Wednesday, 16 March 2016

Subordination

We see human beings subordinated to:

Martians in The War Of The Worlds;

extrasolar aliens in Martian-like machines in John Christopher's Tripods Trilogy;

Borthudians in the van Rijn period of Poul Anderson's Technic History;

green Merseians in the Flandry period of the Technic History;

feline kzinti in Larry Niven's Know Space History;

green Treens in Dan Dare;

Daleks in Doctor Who;

fellow human beings who make themselves biologically superior in SM Stirling's Draka History.

(That is another of those lists that grew in the writing.)

I was reminded of Draka and serfs when reading about a kzin and his human secretary. Like a Draka, the kzin promises to attend the secretary's offspring's naming-day celebration.

Subordination can be one way to survival. In a novel by Fred and Geoffrey Hoyle, workers asked what they thought about the prospect of an alien invasion, said that, under the aliens, they would still have to work. In one of Aesop's fable, a donkey carrying a heavy burden is advised to run away from an invading army but, when told that they are unlikely to make him carry anything heavier because he is already at his limit, says that he will stay where he is.

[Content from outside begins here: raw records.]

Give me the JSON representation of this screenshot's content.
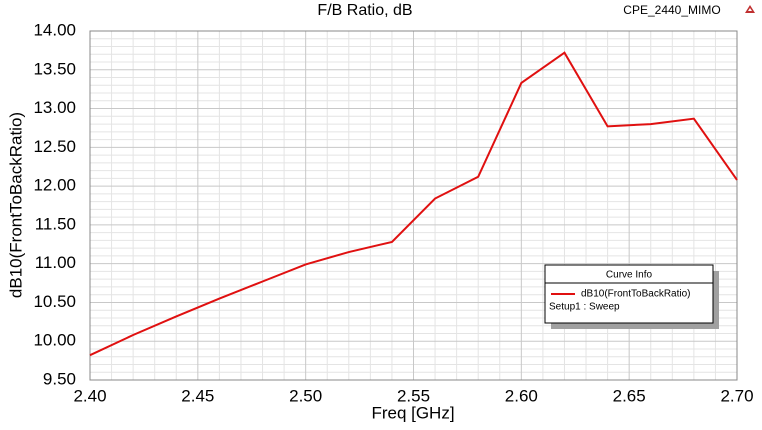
{
  "chart_data": {
    "type": "line",
    "title": "F/B Ratio, dB",
    "project": "CPE_2440_MIMO",
    "x_label": "Freq [GHz]",
    "y_label": "dB10(FrontToBackRatio)",
    "x": [
      2.4,
      2.42,
      2.44,
      2.46,
      2.48,
      2.5,
      2.52,
      2.54,
      2.56,
      2.58,
      2.6,
      2.62,
      2.64,
      2.66,
      2.68,
      2.7
    ],
    "series": [
      {
        "name": "dB10(FrontToBackRatio)",
        "sweep": "Setup1 : Sweep",
        "color": "#e01010",
        "values": [
          9.82,
          10.08,
          10.32,
          10.55,
          10.77,
          10.99,
          11.15,
          11.28,
          11.84,
          12.12,
          13.33,
          13.72,
          12.77,
          12.8,
          12.87,
          12.08
        ]
      }
    ],
    "legend_title": "Curve Info",
    "xlim": [
      2.4,
      2.7
    ],
    "xticks": [
      {
        "value": 2.4,
        "label": "2.40"
      },
      {
        "value": 2.45,
        "label": "2.45"
      },
      {
        "value": 2.5,
        "label": "2.50"
      },
      {
        "value": 2.55,
        "label": "2.55"
      },
      {
        "value": 2.6,
        "label": "2.60"
      },
      {
        "value": 2.65,
        "label": "2.65"
      },
      {
        "value": 2.7,
        "label": "2.70"
      }
    ],
    "ylim": [
      9.5,
      14.0
    ],
    "yticks": [
      {
        "value": 9.5,
        "label": "9.50"
      },
      {
        "value": 10.0,
        "label": "10.00"
      },
      {
        "value": 10.5,
        "label": "10.50"
      },
      {
        "value": 11.0,
        "label": "11.00"
      },
      {
        "value": 11.5,
        "label": "11.50"
      },
      {
        "value": 12.0,
        "label": "12.00"
      },
      {
        "value": 12.5,
        "label": "12.50"
      },
      {
        "value": 13.0,
        "label": "13.00"
      },
      {
        "value": 13.5,
        "label": "13.50"
      },
      {
        "value": 14.0,
        "label": "14.00"
      }
    ],
    "grid": true
  }
}
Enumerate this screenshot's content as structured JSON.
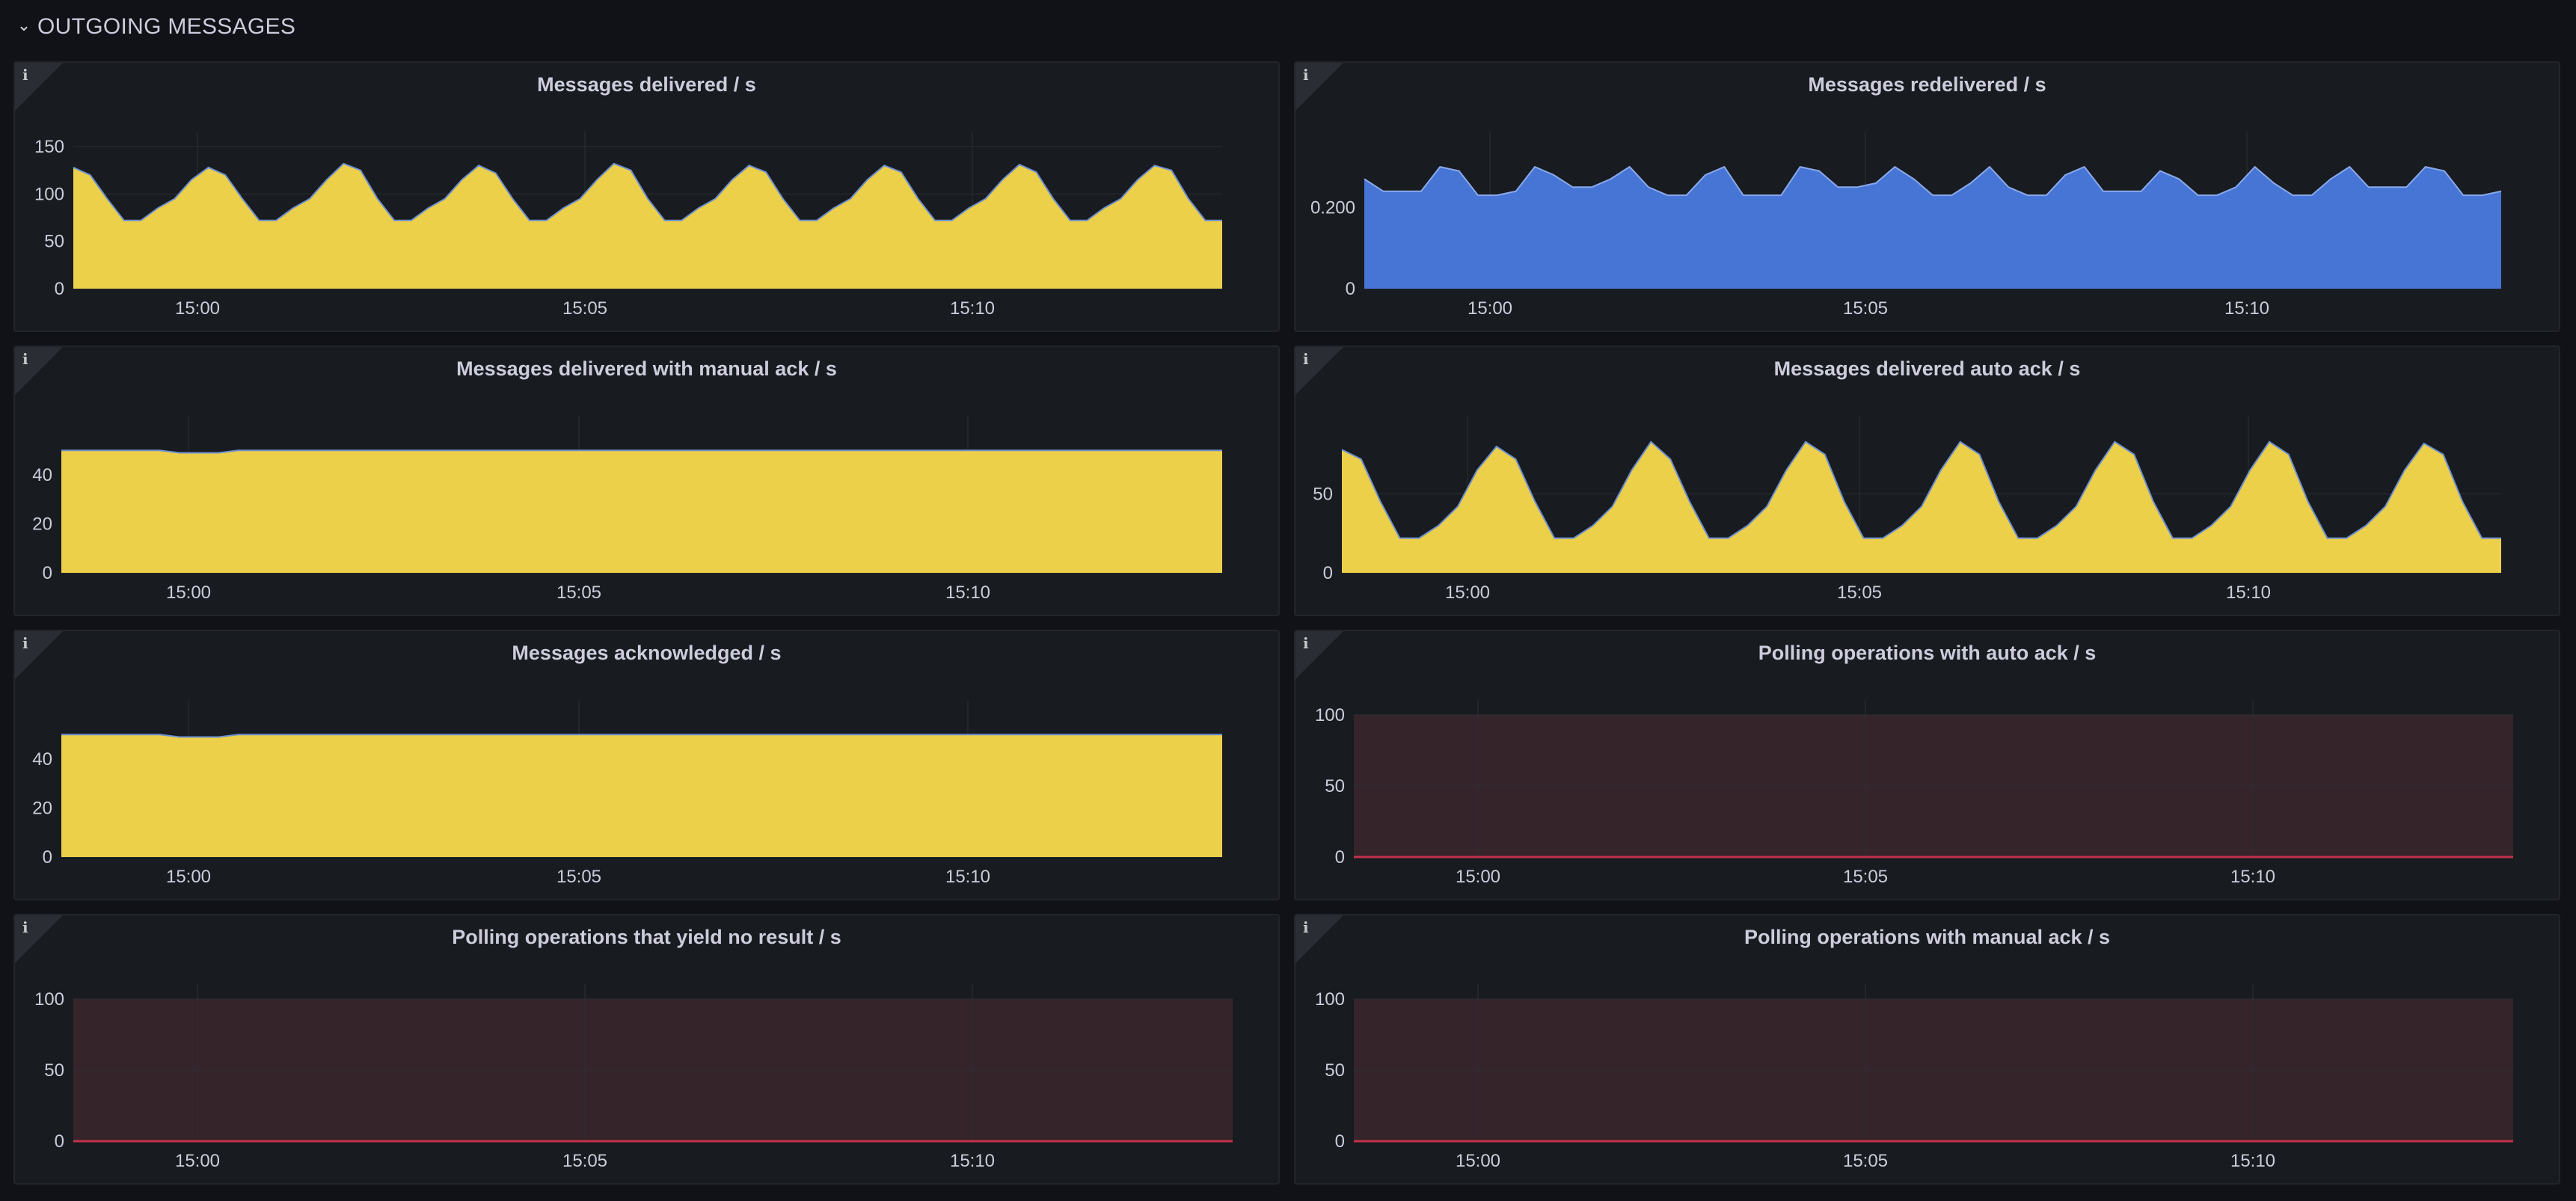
{
  "section": {
    "title": "OUTGOING MESSAGES",
    "chevron_icon": "chevron-down-icon"
  },
  "colors": {
    "yellow": "#ecd04a",
    "blue": "#4675d6",
    "red": "#c4314b",
    "red_fill": "#35242a",
    "grid": "#2c2f35",
    "line": "#6d8fcf"
  },
  "panels": [
    {
      "title": "Messages delivered / s",
      "info_icon": "i"
    },
    {
      "title": "Messages redelivered / s",
      "info_icon": "i"
    },
    {
      "title": "Messages delivered with manual ack / s",
      "info_icon": "i"
    },
    {
      "title": "Messages delivered auto ack / s",
      "info_icon": "i"
    },
    {
      "title": "Messages acknowledged / s",
      "info_icon": "i"
    },
    {
      "title": "Polling operations with auto ack / s",
      "info_icon": "i"
    },
    {
      "title": "Polling operations that yield no result / s",
      "info_icon": "i"
    },
    {
      "title": "Polling operations with manual ack / s",
      "info_icon": "i"
    }
  ],
  "chart_data": [
    {
      "type": "area",
      "title": "Messages delivered / s",
      "x_start": "14:58:25",
      "x_step_seconds": 15,
      "ylim": [
        0,
        150
      ],
      "yticks": [
        "0",
        "50",
        "100",
        "150"
      ],
      "xticks": [
        "15:00",
        "15:05",
        "15:10"
      ],
      "color": "yellow",
      "series": [
        {
          "values": [
            128,
            120,
            95,
            72,
            72,
            85,
            95,
            115,
            128,
            120,
            95,
            72,
            72,
            85,
            95,
            115,
            132,
            125,
            95,
            72,
            72,
            85,
            95,
            115,
            130,
            122,
            95,
            72,
            72,
            85,
            95,
            115,
            132,
            125,
            95,
            72,
            72,
            85,
            95,
            115,
            130,
            123,
            95,
            72,
            72,
            85,
            95,
            115,
            130,
            123,
            95,
            72,
            72,
            85,
            95,
            115,
            131,
            123,
            95,
            72,
            72,
            85,
            95,
            115,
            130,
            125,
            95,
            72,
            72
          ]
        }
      ]
    },
    {
      "type": "area",
      "title": "Messages redelivered / s",
      "x_start": "14:58:25",
      "x_step_seconds": 15,
      "ylim": [
        0,
        0.35
      ],
      "yticks": [
        "0",
        "0.200"
      ],
      "xticks": [
        "15:00",
        "15:05",
        "15:10"
      ],
      "color": "blue",
      "series": [
        {
          "values": [
            0.27,
            0.24,
            0.24,
            0.24,
            0.3,
            0.29,
            0.23,
            0.23,
            0.24,
            0.3,
            0.28,
            0.25,
            0.25,
            0.27,
            0.3,
            0.25,
            0.23,
            0.23,
            0.28,
            0.3,
            0.23,
            0.23,
            0.23,
            0.3,
            0.29,
            0.25,
            0.25,
            0.26,
            0.3,
            0.27,
            0.23,
            0.23,
            0.26,
            0.3,
            0.25,
            0.23,
            0.23,
            0.28,
            0.3,
            0.24,
            0.24,
            0.24,
            0.29,
            0.27,
            0.23,
            0.23,
            0.25,
            0.3,
            0.26,
            0.23,
            0.23,
            0.27,
            0.3,
            0.25,
            0.25,
            0.25,
            0.3,
            0.29,
            0.23,
            0.23,
            0.24
          ]
        }
      ]
    },
    {
      "type": "area",
      "title": "Messages delivered with manual ack / s",
      "x_start": "14:58:25",
      "x_step_seconds": 15,
      "ylim": [
        0,
        58
      ],
      "yticks": [
        "0",
        "20",
        "40"
      ],
      "xticks": [
        "15:00",
        "15:05",
        "15:10"
      ],
      "color": "yellow",
      "series": [
        {
          "values": [
            50,
            50,
            50,
            50,
            50,
            50,
            49,
            49,
            49,
            50,
            50,
            50,
            50,
            50,
            50,
            50,
            50,
            50,
            50,
            50,
            50,
            50,
            50,
            50,
            50,
            50,
            50,
            50,
            50,
            50,
            50,
            50,
            50,
            50,
            50,
            50,
            50,
            50,
            50,
            50,
            50,
            50,
            50,
            50,
            50,
            50,
            50,
            50,
            50,
            50,
            50,
            50,
            50,
            50,
            50,
            50,
            50,
            50,
            50,
            50
          ]
        }
      ]
    },
    {
      "type": "area",
      "title": "Messages delivered auto ack / s",
      "x_start": "14:58:25",
      "x_step_seconds": 15,
      "ylim": [
        0,
        90
      ],
      "yticks": [
        "0",
        "50"
      ],
      "xticks": [
        "15:00",
        "15:05",
        "15:10"
      ],
      "color": "yellow",
      "series": [
        {
          "values": [
            78,
            72,
            45,
            22,
            22,
            30,
            42,
            65,
            80,
            72,
            45,
            22,
            22,
            30,
            42,
            65,
            83,
            72,
            45,
            22,
            22,
            30,
            42,
            65,
            83,
            75,
            45,
            22,
            22,
            30,
            42,
            65,
            83,
            75,
            45,
            22,
            22,
            30,
            42,
            65,
            83,
            75,
            45,
            22,
            22,
            30,
            42,
            65,
            83,
            75,
            45,
            22,
            22,
            30,
            42,
            65,
            82,
            75,
            45,
            22,
            22
          ]
        }
      ]
    },
    {
      "type": "area",
      "title": "Messages acknowledged / s",
      "x_start": "14:58:25",
      "x_step_seconds": 15,
      "ylim": [
        0,
        58
      ],
      "yticks": [
        "0",
        "20",
        "40"
      ],
      "xticks": [
        "15:00",
        "15:05",
        "15:10"
      ],
      "color": "yellow",
      "series": [
        {
          "values": [
            50,
            50,
            50,
            50,
            50,
            50,
            49,
            49,
            49,
            50,
            50,
            50,
            50,
            50,
            50,
            50,
            50,
            50,
            50,
            50,
            50,
            50,
            50,
            50,
            50,
            50,
            50,
            50,
            50,
            50,
            50,
            50,
            50,
            50,
            50,
            50,
            50,
            50,
            50,
            50,
            50,
            50,
            50,
            50,
            50,
            50,
            50,
            50,
            50,
            50,
            50,
            50,
            50,
            50,
            50,
            50,
            50,
            50,
            50,
            50
          ]
        }
      ]
    },
    {
      "type": "area",
      "title": "Polling operations with auto ack / s",
      "x_start": "14:58:25",
      "x_step_seconds": 15,
      "ylim": [
        0,
        100
      ],
      "yticks": [
        "0",
        "50",
        "100"
      ],
      "xticks": [
        "15:00",
        "15:05",
        "15:10"
      ],
      "color": "red",
      "series": [
        {
          "values": [
            0,
            0
          ]
        }
      ]
    },
    {
      "type": "area",
      "title": "Polling operations that yield no result / s",
      "x_start": "14:58:25",
      "x_step_seconds": 15,
      "ylim": [
        0,
        100
      ],
      "yticks": [
        "0",
        "50",
        "100"
      ],
      "xticks": [
        "15:00",
        "15:05",
        "15:10"
      ],
      "color": "red",
      "series": [
        {
          "values": [
            0,
            0
          ]
        }
      ]
    },
    {
      "type": "area",
      "title": "Polling operations with manual ack / s",
      "x_start": "14:58:25",
      "x_step_seconds": 15,
      "ylim": [
        0,
        100
      ],
      "yticks": [
        "0",
        "50",
        "100"
      ],
      "xticks": [
        "15:00",
        "15:05",
        "15:10"
      ],
      "color": "red",
      "series": [
        {
          "values": [
            0,
            0
          ]
        }
      ]
    }
  ]
}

Having said all that, slavery is definitely worse than paid work and should be resisted at all costs!

3 comments:

Sean M. Brooks said...

Kaor, Paul!

Commenting on your last sentence. While I agree with what you said about slavery, I also recall you saying that the type of "slavery" we see in the Terran Empire struck you more as a kind of community work program. Because the limited form of slavery used by the Empire was designed to discourage and punish crime. Is that still your view?

Sean

Paul Shackley said...

Sean,
Yes.
Paul.

Sean M. Brooks said...

Kaor, Paul!

That's an interesting perspective to take on the limited form of "slavery" we see in the Terran Empire. And worth thinking about. Such a view might also help restrain or limit abuse of such "slaves."